Due to strong demand in the multifamily sector, the real estate market in New York City is on an upswing from pandemic price lows in 2020. The continued price rise of multifamily housing across the five boroughs seems to rebuff notions of a sustained metro-to-suburban migration for the city, which had been a hallmark of the pandemic. Prices remain high, with the Brooklyn area reigning as the capital of New York’s seller’s market. However, the market for New York real estate developers is a different story.

With the coming change in New York City’s mayoral administration and the looming expiration of 421a (a vital affordable housing tax credit for real estate developers), some developers and their vendors, specifically those who will rely on 421a’s tax credit benefits, are extremely wary of starting new projects. A developer who wants to get a project off the ground with 421a’s benefits would be hard pressed to meet the requirements for the tax credit, which is to have laid a project’s foundation by June 15th, 2022.

Although some insiders believe that Mayor-elect Eric Adams will be pro-development, his focus won’t be on seeing luxury residential projects break ground. Adams expects the industry to continue its focus on investments in underserved neighborhoods, and 421a’s generous benefits would motivate steady private investments in those communities. Insiders believe that New York State is likely to renew, or come up with a replacement, for 421a, but until any formal announcements, there will be a hard pause on new ground-up affordable housing projects, including some market-rate multifamily projects.

Multifamily prices will likely continue to rise as developers halt any new ground-up affordable projects until 421a is renewed or the State of New York adopts an alternate tax credit scheme. Once a new scheme is in place, there’s potential to see multifamily prices fall as supply is regenerated.

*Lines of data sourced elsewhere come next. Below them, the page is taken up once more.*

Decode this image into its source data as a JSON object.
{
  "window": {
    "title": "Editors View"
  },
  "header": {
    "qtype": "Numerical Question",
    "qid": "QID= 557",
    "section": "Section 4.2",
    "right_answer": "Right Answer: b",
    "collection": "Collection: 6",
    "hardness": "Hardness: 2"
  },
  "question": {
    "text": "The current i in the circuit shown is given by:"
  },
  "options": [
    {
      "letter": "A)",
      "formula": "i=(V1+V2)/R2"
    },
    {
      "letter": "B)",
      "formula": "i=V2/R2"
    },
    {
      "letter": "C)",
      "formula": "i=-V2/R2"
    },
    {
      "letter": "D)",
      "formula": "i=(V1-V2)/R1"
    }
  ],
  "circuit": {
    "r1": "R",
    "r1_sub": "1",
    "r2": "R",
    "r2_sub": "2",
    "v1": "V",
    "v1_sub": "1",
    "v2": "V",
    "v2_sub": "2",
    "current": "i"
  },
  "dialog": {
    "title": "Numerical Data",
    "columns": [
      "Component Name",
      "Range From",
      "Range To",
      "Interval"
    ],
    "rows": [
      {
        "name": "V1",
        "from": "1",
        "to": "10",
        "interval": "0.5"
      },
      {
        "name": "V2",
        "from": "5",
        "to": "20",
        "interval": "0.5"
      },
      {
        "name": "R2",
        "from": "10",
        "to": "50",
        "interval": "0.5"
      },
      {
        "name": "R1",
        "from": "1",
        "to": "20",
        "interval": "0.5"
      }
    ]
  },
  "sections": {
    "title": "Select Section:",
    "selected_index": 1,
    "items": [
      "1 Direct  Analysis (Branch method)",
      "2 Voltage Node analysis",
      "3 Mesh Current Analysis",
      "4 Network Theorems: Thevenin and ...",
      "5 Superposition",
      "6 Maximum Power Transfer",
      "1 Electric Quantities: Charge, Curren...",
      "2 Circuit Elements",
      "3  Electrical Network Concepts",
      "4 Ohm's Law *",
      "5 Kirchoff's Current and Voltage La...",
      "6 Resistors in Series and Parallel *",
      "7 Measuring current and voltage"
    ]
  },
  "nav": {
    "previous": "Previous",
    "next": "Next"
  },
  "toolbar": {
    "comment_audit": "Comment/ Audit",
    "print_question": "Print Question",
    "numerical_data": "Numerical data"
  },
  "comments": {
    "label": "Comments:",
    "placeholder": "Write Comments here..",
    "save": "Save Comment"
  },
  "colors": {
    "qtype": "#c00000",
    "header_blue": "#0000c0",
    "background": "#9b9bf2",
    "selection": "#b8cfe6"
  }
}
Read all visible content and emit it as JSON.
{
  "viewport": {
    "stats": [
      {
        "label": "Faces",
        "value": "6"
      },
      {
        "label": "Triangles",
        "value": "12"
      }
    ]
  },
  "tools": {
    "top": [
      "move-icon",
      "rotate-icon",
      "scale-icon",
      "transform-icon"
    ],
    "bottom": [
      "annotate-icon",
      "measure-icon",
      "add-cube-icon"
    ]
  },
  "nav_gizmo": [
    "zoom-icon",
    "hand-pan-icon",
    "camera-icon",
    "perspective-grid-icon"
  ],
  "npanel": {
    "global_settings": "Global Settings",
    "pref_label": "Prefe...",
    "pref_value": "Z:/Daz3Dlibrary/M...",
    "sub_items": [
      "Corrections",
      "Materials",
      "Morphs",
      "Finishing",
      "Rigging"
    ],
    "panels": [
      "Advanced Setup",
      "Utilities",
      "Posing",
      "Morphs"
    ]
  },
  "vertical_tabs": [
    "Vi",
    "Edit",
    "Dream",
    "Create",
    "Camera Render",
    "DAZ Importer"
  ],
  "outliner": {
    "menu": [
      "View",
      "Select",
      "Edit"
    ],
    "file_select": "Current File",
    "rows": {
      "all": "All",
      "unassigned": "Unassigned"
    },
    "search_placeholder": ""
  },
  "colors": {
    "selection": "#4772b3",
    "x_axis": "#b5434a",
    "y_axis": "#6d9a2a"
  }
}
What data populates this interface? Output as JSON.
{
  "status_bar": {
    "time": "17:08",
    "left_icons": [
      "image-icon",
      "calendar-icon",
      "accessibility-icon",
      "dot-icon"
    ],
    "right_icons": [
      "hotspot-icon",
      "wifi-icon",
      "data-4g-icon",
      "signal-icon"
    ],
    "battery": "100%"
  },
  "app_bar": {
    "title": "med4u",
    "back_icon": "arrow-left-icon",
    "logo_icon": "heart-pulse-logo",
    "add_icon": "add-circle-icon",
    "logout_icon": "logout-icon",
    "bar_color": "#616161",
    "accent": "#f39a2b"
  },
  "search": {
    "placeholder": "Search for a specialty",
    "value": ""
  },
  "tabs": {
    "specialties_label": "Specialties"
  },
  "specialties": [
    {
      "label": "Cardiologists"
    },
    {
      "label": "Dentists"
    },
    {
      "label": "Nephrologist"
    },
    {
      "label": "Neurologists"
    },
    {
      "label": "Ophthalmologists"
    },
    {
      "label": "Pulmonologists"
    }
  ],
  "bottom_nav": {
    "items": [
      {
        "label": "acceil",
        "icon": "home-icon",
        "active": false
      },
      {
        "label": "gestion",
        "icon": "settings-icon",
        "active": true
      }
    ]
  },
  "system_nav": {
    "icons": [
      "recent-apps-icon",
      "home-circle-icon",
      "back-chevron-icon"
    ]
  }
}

What’s New in NY Real Estate Development?

  • New zoning approvals in SoHo are set to replace 60 years of code to encourage new retail and residential development. There’s potential for the project to generate 600 to 1,000 new affordable units. However, there’s concern that these new codes will provide incentives for luxury hotels, luxury condos, and/or high-end commercial office space developments that end up displacing lower-income residents.

  • KRR and Wells Fargo buck the trend and take the bet that employees will want to return to the office by looking to expand their investment in the Hudson Yards prestigious class A commercial office space. The bullish take on commercial offices suggests that some blue chip financial services firms believe there will be a return to full in-person or hybrid work models.

  • JLL has been selected to partner with New York City to roll out a proptech pilot program across the city for almost a half billion sq. ft. of city owned and managed assets. The program’s goal will be to find startup ventures interested in working with the city's Economic Development Corp., the Department of Citywide Administrative Services, and the New York City Housing Authority to improve the quality of life for tenants and address building sustainability.